Couples in Plantation that are preparing to wed likely have their thoughts preoccupied with planning their weddings, and then their subsequent lives together. There is likely no place given in those plans for the potential for divorce. Yet for those who bring significant assets into their marriages, having a prenuptial agreement in place may be something to consider in the event that their relationships do end. Indeed, more and more couples appear to making this decision together, with the Wall Street Journal sharing that the American Academy of Matrimonial Lawyers reports a 63 percent increase in such agreements in recent years.

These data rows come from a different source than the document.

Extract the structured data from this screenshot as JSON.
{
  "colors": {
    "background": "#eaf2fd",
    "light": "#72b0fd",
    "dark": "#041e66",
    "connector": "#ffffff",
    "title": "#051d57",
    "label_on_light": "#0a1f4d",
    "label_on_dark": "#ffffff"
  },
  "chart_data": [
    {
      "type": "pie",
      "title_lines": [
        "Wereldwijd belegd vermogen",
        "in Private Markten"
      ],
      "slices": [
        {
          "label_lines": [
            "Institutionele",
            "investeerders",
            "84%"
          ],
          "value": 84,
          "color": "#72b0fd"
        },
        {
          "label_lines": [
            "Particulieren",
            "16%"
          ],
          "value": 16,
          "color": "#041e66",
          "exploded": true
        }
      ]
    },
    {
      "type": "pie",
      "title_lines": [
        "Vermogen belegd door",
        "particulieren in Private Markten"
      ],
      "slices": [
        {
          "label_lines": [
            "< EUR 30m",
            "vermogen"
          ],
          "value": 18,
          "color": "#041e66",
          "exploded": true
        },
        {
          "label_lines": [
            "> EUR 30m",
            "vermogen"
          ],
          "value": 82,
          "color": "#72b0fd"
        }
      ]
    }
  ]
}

Of course, simply having a prenup in place does not mean that one’s assets are automatically protected. During marriage, it is common for the assets that each brings in to the union to become intermingled. Examples of this may be:

  •          A recently married couple pooling their assets to buy a home or start a business.  
  •          One spouse using his or her savings to help put the other through college.
  •          A couple using a property that one brought into the marriage as the family homestead.

Should a marriage where any of these scenarios (or others like them) occur come to end, one side may argue against a prenuptial agreement being enforced. The question is does such an argument have any validity?

In some cases, the answer is yes. According to the Florida state statute regulating the dissolution of a marriage, a prenuptial agreement may be deemed unenforceable if either side was never given a fair assessment of the other’s assets and liabilities, or did not voluntarily waive the right to disclose information regarding such issues. Agreements not executed properly or obtained via coercion, fraud, or under duress are also not considered to be valid.